The bottom line is, our country was attacked, and garland did nothing because he sided with the attackers.

intheflow

(29,820 posts)
57. He sided with "the rule of law,"
Wed Jan 15, 2025, 10:15 AM
Jan 2025

namely, white men with money are given every deference to prove themselves innocent whereas, if he were, idk, some low level MAGA from Massachusetts selling nuclear secrets is apprehended, held without bail, and sentenced to prison in 18 months.
https://www.wgbh.org/news/national/2024-11-12/pentagon-secrets-leaker-jack-teixeira-sentenced-to-15-years-in-prison-by-a-federal-judge

Hekate

(99,917 posts)
49. Downloaded from link. Amazon has it up at Kindle, but if you can download it you don't need Kindle...
Tue Jan 14, 2025, 09:23 PM
Jan 2025

Also downloading it means your copy is yours forever, for free.
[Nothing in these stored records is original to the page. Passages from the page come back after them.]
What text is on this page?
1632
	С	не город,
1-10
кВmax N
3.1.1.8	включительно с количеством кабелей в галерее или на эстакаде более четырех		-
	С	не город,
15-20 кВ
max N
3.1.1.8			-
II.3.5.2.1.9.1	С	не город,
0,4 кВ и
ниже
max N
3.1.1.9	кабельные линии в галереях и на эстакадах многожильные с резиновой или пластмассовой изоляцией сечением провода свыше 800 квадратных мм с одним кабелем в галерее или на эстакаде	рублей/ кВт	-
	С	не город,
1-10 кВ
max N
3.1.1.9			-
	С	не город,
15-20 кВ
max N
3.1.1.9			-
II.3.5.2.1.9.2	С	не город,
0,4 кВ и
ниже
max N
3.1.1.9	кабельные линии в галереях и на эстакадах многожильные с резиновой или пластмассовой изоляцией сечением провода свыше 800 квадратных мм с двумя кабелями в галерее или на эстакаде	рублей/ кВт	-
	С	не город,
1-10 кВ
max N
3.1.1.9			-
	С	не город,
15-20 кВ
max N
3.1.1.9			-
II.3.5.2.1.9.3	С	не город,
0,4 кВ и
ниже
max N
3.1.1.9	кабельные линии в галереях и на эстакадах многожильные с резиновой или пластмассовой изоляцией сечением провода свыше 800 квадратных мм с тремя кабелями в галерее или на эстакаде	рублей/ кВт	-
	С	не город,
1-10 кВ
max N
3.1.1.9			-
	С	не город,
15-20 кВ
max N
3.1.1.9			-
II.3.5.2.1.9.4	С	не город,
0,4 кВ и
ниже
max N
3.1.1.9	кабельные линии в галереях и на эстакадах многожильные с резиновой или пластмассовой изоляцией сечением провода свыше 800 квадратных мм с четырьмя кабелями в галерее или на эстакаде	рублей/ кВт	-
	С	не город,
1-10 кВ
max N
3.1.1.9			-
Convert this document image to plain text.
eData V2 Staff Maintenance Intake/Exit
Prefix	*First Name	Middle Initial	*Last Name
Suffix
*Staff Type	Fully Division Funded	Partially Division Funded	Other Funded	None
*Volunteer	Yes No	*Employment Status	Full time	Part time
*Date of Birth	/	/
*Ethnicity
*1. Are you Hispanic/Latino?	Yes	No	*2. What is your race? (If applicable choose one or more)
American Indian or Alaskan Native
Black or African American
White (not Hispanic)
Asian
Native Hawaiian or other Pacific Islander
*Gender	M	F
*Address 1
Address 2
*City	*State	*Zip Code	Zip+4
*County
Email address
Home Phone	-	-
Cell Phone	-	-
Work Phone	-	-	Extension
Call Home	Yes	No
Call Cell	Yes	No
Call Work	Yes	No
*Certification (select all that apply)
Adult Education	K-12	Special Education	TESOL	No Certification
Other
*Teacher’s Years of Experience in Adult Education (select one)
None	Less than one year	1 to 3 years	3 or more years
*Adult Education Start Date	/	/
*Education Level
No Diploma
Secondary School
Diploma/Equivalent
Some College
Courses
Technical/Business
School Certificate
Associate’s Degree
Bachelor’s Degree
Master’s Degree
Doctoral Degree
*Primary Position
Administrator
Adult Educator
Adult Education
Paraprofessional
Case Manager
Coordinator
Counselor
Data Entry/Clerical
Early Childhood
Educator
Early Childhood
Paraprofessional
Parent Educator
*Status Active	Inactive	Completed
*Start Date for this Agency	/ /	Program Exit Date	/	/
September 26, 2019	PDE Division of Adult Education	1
Should make for interesting reading, and with any luck we’ll get Part 2 as well.

edhopper

(36,733 posts)
54. A Garland apologist
Tue Jan 14, 2025, 10:07 PM
Jan 2025

Post a quote from another Garland apologist. It's like watching to dogs wagging their tails.

gab13by13

(30,200 posts)
55. When the National Archives
Tue Jan 14, 2025, 10:24 PM
Jan 2025

Informed DOJ that there were classified documents at Joe Biden’s properties, the FBI searched Joe’s home 4 days later

When The NA told DOJ top secret documents were missing and believed they were Taken by Trump 11 months later the FBI searched Mar-a-Lago.